I'm afraid I skipped breakfast, more or less.  By the time I got home from shopping, it was half past eleven and I really wasn't hungry.  I had a banana, just in case, but no photo!

Lunch
Shakshuka and it was lovely.  All fresh garden tomatoes with onion, pepper, mushroom, tomato puree, garlic, spinach and a bit of chilli puree with salt and pepper plus the egg, of course.
I saved some of the tomato mix for dinner.

I was full so had some fruit later on, after my walk.


Dinner
The steak was a bit disappointing.  The upper side looked lovely but when I turned it over, there was a lot of fat which I managed to mostly cut off.  There were some bits of the cooked steak that I couldn't eat (I don't really like animal fat unless it is very crispy) although, to be fair, most of it was very nice.  You don't get that on an Aldi steak!
Instead of roasted Med veg, I just did some sweet potato fries in a spice mix because the tomato mixture from lunch had plenty of other veg in it.  Any more would have been too much. I finished off the whole day with some berries under a Mullerlight toffee yogurt.
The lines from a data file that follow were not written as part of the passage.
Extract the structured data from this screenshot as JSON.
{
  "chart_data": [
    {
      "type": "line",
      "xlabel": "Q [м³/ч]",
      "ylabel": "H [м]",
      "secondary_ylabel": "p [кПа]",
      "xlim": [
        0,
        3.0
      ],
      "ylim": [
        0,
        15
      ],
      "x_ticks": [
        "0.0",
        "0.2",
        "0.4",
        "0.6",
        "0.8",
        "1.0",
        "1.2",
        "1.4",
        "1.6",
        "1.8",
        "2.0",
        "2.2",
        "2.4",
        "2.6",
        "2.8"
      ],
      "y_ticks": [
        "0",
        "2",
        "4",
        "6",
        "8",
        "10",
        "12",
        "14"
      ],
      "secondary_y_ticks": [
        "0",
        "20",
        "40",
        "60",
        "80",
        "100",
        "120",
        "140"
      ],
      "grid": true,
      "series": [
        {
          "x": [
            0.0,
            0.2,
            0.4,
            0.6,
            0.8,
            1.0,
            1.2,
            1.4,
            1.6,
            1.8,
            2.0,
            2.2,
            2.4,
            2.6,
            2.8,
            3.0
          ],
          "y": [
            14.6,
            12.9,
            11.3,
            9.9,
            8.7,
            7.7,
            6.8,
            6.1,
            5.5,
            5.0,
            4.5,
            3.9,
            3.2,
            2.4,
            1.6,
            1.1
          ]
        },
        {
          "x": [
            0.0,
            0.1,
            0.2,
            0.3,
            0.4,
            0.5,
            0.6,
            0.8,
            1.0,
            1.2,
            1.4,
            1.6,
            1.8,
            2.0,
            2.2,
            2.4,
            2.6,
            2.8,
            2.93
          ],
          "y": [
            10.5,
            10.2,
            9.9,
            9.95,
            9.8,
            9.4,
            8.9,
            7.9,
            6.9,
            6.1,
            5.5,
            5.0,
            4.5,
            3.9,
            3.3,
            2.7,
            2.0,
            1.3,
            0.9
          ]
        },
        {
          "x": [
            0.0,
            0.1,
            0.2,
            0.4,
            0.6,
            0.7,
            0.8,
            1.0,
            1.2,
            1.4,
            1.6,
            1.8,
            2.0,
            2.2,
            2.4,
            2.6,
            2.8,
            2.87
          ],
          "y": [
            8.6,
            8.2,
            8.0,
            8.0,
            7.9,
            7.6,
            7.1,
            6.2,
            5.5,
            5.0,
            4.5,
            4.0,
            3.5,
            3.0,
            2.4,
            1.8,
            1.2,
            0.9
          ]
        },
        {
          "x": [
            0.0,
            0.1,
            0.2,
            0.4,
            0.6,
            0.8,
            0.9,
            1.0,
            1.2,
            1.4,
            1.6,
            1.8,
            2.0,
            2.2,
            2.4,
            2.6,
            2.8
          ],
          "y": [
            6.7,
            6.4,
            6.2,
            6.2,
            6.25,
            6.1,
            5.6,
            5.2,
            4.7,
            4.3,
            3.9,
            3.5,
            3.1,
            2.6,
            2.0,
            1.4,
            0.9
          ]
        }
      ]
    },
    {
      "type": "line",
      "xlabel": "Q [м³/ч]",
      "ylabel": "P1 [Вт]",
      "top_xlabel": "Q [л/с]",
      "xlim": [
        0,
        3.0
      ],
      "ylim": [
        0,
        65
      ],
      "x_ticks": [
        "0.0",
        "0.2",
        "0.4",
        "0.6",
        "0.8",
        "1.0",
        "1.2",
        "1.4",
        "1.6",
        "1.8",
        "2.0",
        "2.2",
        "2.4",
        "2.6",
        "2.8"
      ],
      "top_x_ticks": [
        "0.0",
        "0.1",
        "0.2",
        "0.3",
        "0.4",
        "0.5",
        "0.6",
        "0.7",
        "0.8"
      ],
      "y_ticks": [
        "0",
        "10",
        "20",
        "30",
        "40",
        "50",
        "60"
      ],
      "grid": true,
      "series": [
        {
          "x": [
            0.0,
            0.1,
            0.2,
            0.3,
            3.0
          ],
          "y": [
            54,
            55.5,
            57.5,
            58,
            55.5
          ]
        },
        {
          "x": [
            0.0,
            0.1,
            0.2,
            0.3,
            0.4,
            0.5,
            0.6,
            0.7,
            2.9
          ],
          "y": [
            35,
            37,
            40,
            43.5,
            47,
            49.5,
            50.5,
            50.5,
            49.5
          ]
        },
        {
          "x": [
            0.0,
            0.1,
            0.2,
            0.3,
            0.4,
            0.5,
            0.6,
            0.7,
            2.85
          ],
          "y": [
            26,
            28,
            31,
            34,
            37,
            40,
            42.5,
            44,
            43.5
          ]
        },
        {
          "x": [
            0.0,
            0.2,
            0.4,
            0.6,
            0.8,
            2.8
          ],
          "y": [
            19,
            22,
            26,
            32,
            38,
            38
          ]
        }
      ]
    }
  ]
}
The steps for the day came to almost 12,000.  That's OK, isn't it?

Today's plans:

B:  tomatoes on toast; apple
Got to use those garden tomatoes somehow!  Such hardship!
SW:  half a healthy extra B for one slice of bread

L:  topless cheese and onion toastie, salad; fruit
Just what it says.
SW:  one and a half syns for onion chutney, one healthy extra A for cheese, half a healthy extra B for the other slice of bread

D:  Mexican pork one pot (Simply Cook kit), possibly a side salad; yogurt
I like the look of this - it uses pork  mince, black beans (or other pulses), basmati rice, apple and spring onion with soured cream (I will use yogurt) and lime juice. It asks for sugar; I will taste and add some Sugarly if I think it is needed.
I think I will also add onion, pepper and, perhaps, some sweet corn to extend it to three portions.
SW:  no idea about the syns although all the ingredients are SW free, one way and another so I don't think it will be too high.  I will use a bit of olive oil for three syns (half a tbsp) and the yogurt will be half a syn

E:  circuits and a swim

Summary:
one healthy extra A
one healthy extra B
five planned syns plus whatever the one pot is.